Updated

The new head of scandal-tainted Los Alamos National Laboratory said Monday that science at the nuclear weapons design center remains exemplary and that its problems are all business related.

Interim Director Pete Nanos, brought in to enact reforms following allegations of purchasing fraud, equipment theft and cover-ups, said he would do his job in a way that doesn't disturb research.

"My challenge is to jack up the science and replace all the management and business controls on the bottom, then gently set the science back down on a new foundation without destroying that," he told The Associated Press in an interview.

He added that he feared the scandal, which has triggered investigations by the FBI, the Energy Department and Congress, would drive away senior scientists and inhibit the lab's ability to recruit new talent.

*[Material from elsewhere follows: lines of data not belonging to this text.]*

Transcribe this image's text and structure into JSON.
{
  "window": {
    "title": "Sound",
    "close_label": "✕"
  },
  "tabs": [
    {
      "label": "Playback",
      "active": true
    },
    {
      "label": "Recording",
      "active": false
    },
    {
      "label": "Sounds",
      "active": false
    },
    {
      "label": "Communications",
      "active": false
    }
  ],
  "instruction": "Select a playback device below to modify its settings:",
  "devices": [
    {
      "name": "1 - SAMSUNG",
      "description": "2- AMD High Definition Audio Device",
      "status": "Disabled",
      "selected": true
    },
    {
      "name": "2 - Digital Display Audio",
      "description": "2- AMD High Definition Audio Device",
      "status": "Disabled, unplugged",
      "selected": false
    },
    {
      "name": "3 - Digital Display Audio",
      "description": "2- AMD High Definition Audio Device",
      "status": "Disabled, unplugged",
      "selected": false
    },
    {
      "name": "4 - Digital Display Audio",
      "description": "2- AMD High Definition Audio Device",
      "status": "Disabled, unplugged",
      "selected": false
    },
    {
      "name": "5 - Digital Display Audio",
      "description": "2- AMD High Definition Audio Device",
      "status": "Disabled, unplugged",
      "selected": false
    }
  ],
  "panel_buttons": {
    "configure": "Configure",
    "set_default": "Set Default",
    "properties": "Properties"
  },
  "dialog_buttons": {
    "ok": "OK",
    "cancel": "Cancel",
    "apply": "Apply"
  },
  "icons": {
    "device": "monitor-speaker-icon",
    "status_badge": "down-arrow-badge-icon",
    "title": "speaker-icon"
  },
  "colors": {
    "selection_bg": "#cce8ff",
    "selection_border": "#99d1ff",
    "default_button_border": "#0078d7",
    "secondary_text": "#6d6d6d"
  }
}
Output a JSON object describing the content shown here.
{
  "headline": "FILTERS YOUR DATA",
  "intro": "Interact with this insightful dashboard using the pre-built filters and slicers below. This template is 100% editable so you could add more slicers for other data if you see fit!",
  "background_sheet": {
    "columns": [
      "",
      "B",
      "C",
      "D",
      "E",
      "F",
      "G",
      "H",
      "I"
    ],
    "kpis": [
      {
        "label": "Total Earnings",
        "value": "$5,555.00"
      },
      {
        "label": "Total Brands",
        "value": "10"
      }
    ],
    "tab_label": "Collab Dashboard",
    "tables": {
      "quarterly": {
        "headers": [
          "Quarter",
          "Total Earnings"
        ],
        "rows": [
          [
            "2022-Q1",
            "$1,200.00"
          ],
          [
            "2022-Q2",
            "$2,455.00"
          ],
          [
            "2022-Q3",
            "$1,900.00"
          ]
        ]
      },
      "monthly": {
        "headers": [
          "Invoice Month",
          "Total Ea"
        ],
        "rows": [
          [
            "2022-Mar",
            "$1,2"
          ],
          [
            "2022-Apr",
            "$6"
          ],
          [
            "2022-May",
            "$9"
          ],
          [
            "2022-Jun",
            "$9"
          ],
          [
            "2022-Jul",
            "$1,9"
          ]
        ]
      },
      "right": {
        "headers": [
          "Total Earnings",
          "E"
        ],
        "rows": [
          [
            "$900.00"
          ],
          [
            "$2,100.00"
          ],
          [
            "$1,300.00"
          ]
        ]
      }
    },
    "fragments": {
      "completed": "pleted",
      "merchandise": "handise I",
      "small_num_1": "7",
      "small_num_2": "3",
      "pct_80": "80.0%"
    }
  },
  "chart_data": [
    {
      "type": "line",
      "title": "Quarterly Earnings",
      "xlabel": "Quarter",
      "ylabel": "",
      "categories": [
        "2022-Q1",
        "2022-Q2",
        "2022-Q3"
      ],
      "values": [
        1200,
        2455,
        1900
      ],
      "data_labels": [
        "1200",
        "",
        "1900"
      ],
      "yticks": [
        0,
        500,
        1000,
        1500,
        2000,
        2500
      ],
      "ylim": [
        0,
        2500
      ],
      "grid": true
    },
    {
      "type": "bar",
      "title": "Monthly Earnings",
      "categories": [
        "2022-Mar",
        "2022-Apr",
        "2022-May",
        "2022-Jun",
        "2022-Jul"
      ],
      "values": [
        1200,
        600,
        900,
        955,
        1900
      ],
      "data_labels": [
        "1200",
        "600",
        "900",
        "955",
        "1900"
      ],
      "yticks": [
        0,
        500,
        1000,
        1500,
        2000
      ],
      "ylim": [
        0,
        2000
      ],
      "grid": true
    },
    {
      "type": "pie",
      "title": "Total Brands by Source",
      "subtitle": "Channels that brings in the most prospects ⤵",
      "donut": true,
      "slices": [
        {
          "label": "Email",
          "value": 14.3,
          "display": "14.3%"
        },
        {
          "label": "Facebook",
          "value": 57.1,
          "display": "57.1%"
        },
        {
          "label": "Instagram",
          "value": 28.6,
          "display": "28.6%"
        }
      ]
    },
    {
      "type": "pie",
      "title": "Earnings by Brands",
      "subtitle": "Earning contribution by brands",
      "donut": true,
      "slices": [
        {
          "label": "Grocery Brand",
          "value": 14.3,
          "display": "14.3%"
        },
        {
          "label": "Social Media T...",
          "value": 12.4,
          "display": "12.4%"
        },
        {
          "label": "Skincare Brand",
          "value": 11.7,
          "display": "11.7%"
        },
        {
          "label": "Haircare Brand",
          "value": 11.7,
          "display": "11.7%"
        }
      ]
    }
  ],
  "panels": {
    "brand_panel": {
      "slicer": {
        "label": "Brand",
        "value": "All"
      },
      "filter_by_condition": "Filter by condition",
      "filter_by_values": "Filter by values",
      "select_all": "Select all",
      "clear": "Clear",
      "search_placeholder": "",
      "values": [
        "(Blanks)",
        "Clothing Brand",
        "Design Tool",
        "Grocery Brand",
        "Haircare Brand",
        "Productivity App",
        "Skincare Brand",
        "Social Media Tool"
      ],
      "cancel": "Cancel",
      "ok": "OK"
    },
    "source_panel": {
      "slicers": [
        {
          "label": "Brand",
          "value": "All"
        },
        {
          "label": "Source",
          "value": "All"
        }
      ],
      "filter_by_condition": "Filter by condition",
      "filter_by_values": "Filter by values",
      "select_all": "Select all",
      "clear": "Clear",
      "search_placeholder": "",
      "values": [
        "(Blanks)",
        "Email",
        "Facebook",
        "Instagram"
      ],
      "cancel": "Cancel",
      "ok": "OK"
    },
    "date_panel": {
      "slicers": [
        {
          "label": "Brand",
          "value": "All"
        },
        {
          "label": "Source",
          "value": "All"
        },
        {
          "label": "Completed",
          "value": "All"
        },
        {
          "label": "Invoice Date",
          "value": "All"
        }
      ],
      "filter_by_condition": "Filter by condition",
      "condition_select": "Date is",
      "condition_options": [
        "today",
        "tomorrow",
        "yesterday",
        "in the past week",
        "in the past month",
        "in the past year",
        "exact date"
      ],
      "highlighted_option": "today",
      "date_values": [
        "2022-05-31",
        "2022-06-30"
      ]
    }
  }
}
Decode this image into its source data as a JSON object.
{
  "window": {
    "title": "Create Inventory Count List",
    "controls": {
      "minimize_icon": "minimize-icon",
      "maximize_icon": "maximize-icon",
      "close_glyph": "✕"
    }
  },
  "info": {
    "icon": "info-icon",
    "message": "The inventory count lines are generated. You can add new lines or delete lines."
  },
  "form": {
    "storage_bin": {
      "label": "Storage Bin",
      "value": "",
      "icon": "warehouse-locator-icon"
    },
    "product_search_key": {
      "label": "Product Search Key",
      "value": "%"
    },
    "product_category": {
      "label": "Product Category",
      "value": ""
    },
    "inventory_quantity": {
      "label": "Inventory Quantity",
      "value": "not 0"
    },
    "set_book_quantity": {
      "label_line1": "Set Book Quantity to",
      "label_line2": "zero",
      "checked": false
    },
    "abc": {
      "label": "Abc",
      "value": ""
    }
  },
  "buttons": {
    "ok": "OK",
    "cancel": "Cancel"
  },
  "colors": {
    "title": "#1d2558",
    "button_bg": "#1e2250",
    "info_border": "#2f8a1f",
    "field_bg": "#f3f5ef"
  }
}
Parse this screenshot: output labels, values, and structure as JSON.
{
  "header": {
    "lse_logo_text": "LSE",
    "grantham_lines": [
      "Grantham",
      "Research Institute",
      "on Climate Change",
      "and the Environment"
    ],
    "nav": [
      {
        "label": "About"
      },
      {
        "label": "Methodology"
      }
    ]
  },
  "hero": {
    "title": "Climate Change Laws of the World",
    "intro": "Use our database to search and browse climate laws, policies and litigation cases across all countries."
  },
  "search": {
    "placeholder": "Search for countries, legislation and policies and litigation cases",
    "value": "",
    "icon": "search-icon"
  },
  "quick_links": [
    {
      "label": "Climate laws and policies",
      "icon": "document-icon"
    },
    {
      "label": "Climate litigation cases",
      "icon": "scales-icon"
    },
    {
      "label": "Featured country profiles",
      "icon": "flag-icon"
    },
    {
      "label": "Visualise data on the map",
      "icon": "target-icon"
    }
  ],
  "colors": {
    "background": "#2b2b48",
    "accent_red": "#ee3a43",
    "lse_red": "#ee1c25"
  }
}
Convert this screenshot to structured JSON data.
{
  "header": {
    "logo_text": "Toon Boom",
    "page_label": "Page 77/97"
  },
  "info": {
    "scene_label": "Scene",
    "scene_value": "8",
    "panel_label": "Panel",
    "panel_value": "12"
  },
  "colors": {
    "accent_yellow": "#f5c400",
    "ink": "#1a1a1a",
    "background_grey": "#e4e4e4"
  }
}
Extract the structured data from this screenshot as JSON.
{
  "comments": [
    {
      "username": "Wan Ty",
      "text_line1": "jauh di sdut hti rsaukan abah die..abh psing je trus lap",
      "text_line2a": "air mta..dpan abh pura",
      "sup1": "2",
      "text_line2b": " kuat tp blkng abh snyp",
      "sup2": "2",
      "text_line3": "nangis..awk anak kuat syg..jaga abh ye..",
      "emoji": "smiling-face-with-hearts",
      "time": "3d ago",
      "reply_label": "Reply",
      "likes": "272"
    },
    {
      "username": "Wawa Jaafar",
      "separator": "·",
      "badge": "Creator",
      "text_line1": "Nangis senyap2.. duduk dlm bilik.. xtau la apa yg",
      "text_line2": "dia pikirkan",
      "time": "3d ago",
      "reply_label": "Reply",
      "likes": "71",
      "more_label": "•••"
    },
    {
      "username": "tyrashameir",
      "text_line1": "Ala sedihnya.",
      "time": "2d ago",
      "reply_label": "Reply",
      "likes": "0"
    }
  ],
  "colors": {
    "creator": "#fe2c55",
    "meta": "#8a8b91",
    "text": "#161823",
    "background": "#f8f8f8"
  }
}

The scandal cost Director John Browne his job last month. The University of California, which operates the lab for the Energy Department, has assumed oversight of the audit office and other business operations.

Nanos also said the university was right to rehire two whistle-blowing investigators fired by the lab last fall.

"You don't turn away any source of data if it's credible data," Nanos said. "You work with it and fix it. So I think the university, in finding them credible, did exactly the right thing."

The university announced Friday it was rehiring investigators Glenn Walp and Steven Doran to help university President Richard Atkinson look into problems at the lab. The school also awarded the two back pay since November, when they were fired.

The two are expected to act as advisers to the university, detailing what they uncovered during last year's investigation. Doran said Monday that university officials told him and Walp that the two men would not return to the lab to continue their investigation.